THE Federal Reserve raised its target interest rate by a quarter of a percentage point on 1 February 2023, yet continued to promise “ongoing increases” in borrowing costs as part of its still unresolved battle against inflation.
“Inflation has eased somewhat but remains elevated,” the US central bank said in a statement that marked an explicit acknowledgment of the progress made in lowering the pace of price increases from the 40-year highs hit last year.
The statement did indicate that any future rate increases would be in quarter-percentage-point increments, with no reference to the “pace” of future increases and instead referring to the “extent” of rate changes. But those, it said, would take into account how the policy moves so far had impacted the economy, language that linked further rate increases to the evolution of upcoming economic data.
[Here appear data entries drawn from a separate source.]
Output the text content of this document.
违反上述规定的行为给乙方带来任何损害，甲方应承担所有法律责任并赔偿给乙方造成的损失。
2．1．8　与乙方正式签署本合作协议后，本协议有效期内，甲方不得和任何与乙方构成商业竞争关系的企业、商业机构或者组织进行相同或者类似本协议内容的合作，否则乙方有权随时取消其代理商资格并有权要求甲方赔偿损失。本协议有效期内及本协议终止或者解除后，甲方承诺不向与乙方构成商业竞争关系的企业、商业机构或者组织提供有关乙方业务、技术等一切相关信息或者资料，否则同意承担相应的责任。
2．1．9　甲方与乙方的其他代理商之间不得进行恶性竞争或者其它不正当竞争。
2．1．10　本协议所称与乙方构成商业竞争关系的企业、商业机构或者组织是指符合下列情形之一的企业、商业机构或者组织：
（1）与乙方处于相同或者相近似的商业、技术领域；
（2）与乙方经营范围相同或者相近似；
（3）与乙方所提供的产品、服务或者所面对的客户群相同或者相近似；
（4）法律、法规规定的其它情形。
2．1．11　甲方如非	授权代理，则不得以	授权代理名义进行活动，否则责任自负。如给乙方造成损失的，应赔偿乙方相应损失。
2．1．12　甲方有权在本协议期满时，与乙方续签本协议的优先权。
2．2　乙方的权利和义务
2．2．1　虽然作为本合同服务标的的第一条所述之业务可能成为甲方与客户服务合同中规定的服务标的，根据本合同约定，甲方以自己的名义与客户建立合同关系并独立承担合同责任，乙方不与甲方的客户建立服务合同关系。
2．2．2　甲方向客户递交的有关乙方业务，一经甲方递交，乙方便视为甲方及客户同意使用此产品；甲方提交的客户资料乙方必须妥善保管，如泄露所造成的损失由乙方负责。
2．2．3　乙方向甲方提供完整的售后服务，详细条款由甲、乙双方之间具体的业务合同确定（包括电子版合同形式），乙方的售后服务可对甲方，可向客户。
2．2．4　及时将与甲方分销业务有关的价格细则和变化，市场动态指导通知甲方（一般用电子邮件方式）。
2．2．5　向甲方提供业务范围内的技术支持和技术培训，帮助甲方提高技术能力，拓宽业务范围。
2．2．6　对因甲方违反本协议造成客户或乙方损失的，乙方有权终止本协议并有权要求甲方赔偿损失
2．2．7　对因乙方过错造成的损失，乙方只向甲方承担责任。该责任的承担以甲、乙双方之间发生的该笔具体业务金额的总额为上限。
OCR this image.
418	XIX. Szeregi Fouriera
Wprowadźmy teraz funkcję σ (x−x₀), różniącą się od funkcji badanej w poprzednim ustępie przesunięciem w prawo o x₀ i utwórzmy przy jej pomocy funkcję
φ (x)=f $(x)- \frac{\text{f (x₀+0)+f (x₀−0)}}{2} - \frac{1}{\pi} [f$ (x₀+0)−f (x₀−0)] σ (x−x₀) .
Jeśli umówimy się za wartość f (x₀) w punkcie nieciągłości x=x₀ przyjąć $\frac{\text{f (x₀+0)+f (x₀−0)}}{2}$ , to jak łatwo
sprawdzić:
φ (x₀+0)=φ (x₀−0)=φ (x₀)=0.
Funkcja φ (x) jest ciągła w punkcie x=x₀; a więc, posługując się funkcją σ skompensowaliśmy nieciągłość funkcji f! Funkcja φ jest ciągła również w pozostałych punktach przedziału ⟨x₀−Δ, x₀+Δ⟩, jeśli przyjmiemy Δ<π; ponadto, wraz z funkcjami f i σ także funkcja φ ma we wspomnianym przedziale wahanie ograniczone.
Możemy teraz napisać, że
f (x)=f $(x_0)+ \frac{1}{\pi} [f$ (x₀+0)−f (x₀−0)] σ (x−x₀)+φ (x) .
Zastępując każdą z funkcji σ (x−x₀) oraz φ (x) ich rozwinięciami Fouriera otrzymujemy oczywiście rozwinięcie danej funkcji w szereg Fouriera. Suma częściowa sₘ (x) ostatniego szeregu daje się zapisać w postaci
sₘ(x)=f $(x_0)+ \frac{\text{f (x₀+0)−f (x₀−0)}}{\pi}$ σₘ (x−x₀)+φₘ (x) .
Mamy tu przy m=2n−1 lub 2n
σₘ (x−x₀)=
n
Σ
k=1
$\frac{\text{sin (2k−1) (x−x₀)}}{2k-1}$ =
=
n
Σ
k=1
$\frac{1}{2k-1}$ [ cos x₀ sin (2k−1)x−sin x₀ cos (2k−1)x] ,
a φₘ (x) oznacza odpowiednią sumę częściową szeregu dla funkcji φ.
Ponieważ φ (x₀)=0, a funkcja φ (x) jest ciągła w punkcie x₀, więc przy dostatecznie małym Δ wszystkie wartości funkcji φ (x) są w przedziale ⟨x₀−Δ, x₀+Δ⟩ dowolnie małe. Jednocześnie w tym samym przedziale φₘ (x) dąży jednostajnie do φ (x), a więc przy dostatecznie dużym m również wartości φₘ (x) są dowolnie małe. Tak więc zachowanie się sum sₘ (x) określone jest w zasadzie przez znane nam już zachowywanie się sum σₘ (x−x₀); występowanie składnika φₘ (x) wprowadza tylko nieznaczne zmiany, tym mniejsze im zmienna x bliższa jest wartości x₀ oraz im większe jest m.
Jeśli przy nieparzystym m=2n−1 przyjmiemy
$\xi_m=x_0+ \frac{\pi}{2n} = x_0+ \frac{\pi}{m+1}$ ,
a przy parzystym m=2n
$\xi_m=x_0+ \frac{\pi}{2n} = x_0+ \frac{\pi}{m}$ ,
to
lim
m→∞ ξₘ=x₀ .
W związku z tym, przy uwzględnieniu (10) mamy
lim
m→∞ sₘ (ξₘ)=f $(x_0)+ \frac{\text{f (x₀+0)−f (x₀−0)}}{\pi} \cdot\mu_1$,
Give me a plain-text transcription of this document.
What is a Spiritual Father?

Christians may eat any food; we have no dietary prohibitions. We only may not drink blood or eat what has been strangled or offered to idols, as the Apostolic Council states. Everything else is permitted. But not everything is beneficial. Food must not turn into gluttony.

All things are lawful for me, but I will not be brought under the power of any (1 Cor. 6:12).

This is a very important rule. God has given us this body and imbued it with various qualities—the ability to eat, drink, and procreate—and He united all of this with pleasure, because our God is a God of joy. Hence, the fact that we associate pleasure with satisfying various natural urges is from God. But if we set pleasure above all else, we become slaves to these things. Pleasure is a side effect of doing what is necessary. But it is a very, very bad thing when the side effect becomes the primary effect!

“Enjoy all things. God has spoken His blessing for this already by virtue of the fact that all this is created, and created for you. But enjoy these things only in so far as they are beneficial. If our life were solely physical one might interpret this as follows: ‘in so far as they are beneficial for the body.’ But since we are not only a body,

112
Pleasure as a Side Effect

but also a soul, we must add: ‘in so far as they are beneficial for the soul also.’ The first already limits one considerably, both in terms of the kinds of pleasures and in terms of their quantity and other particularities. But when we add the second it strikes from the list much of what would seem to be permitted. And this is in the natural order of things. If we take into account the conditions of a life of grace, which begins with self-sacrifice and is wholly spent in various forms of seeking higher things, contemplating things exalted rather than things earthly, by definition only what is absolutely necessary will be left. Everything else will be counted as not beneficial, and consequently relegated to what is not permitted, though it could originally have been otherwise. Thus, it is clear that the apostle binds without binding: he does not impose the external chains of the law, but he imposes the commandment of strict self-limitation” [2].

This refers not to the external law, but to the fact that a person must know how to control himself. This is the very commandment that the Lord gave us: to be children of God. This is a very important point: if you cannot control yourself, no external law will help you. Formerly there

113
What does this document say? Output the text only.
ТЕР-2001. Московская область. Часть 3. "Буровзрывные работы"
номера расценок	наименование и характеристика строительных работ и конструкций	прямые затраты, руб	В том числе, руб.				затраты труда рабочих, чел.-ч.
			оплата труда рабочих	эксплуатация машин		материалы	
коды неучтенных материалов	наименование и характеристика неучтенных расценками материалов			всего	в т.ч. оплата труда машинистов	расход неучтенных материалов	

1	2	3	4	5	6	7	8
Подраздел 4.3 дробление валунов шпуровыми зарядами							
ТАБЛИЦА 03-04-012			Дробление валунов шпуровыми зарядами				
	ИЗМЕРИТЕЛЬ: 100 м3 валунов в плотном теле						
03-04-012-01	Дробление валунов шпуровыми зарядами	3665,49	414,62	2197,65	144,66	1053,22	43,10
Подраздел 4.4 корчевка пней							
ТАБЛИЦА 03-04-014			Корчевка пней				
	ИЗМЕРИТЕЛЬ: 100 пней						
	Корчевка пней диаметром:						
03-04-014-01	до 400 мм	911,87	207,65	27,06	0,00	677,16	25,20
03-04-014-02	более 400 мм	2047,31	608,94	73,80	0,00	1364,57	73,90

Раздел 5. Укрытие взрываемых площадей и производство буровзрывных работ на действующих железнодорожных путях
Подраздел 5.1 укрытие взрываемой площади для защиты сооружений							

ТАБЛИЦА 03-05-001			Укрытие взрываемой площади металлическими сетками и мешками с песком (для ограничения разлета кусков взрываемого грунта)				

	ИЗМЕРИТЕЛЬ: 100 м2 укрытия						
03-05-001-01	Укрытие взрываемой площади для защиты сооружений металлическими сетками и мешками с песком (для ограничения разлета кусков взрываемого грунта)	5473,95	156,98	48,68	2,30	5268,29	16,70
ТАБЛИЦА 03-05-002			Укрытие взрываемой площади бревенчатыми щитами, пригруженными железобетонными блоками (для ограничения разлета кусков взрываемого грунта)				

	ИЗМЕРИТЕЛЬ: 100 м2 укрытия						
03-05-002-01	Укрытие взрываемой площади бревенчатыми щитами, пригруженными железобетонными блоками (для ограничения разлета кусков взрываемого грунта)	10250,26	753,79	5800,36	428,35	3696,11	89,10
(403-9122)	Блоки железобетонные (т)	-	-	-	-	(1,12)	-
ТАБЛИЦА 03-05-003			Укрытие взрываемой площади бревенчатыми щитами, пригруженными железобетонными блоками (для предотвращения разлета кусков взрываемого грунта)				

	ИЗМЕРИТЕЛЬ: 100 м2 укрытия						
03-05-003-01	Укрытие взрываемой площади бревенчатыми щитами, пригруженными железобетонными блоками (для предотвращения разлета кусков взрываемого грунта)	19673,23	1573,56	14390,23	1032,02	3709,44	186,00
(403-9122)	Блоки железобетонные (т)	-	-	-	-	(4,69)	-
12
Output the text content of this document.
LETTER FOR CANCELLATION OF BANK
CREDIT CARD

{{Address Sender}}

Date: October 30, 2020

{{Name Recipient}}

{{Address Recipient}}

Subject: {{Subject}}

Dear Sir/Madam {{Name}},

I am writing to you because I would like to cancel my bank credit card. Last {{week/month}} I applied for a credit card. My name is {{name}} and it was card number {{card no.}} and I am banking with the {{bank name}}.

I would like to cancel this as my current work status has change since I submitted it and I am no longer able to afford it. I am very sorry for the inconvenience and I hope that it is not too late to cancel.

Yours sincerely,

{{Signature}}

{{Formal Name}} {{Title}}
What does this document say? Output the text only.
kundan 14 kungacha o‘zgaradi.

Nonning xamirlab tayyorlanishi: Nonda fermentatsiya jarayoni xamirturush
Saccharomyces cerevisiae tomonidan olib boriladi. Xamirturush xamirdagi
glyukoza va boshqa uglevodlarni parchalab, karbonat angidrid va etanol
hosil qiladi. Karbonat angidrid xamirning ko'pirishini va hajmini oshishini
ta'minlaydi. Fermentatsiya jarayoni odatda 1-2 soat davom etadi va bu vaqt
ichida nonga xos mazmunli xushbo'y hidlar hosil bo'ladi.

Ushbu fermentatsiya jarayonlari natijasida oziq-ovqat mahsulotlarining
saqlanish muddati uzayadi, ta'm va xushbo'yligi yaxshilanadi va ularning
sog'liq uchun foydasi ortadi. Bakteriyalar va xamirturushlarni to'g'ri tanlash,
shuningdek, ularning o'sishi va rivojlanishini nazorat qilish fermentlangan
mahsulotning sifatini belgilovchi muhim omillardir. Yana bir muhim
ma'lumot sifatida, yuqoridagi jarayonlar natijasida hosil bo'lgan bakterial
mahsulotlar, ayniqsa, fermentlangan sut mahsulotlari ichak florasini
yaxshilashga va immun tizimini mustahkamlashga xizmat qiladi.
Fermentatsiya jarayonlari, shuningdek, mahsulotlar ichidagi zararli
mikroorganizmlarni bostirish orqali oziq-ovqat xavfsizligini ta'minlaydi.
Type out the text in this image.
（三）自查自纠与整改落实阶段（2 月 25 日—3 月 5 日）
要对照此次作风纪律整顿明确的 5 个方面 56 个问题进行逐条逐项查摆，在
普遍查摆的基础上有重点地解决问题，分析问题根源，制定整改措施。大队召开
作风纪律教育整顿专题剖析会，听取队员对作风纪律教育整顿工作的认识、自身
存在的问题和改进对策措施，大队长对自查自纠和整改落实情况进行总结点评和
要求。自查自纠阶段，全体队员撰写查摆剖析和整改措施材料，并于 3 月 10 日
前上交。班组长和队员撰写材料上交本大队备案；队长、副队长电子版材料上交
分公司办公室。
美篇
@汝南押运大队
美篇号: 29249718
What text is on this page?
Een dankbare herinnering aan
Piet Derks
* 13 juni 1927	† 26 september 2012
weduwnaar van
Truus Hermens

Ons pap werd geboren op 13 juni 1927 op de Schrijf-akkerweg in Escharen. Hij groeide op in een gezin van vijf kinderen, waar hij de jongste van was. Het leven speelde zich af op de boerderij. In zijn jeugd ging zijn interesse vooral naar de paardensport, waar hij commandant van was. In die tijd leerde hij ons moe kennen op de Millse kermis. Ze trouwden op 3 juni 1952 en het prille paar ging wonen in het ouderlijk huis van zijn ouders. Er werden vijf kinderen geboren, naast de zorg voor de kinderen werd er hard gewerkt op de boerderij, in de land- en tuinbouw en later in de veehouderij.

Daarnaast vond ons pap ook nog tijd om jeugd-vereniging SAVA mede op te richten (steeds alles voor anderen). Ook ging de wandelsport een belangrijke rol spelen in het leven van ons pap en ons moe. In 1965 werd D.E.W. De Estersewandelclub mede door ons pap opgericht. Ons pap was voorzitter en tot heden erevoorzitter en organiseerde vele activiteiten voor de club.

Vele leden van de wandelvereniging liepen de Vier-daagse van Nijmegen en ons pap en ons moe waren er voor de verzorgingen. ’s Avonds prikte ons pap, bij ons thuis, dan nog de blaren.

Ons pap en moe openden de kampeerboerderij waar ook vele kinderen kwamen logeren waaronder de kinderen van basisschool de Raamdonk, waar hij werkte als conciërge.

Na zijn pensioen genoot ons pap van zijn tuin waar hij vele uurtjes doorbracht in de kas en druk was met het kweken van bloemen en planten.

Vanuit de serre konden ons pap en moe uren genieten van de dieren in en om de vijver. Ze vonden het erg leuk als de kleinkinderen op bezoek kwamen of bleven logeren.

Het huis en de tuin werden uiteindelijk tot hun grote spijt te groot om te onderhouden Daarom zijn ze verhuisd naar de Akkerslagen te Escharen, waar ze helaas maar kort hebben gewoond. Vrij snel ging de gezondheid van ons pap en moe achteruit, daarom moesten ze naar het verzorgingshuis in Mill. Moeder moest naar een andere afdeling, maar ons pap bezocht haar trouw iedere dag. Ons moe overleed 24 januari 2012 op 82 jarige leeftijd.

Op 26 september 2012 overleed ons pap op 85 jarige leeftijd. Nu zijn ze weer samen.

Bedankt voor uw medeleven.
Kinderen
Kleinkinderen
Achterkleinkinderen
The Fed hopes it can continue nudging inflation lower to its 2 per cent target without triggering a deep recession or causing a substantial rise in the unemployment rate from the current 3.5 per cent, a level rarely seen in recent decades.
Although the Fed delivered its smallest rate hike since last year and acknowledged that US inflation is cooling, it does not mean the price pressures seen in Singapore are now in the past and that interest rates here, especially those that affect home loans, will start to ease any time soon.
Analysts said short-term rates, such as the three-month Singapore Overnight Rate Average (Sora) and the Singapore Interbank Offer Rate (Sibor) – used as benchmarks for pricing floating-rate housing loan packages, will likely climb higher, tracking the 0.25 percentage point increase by the Fed.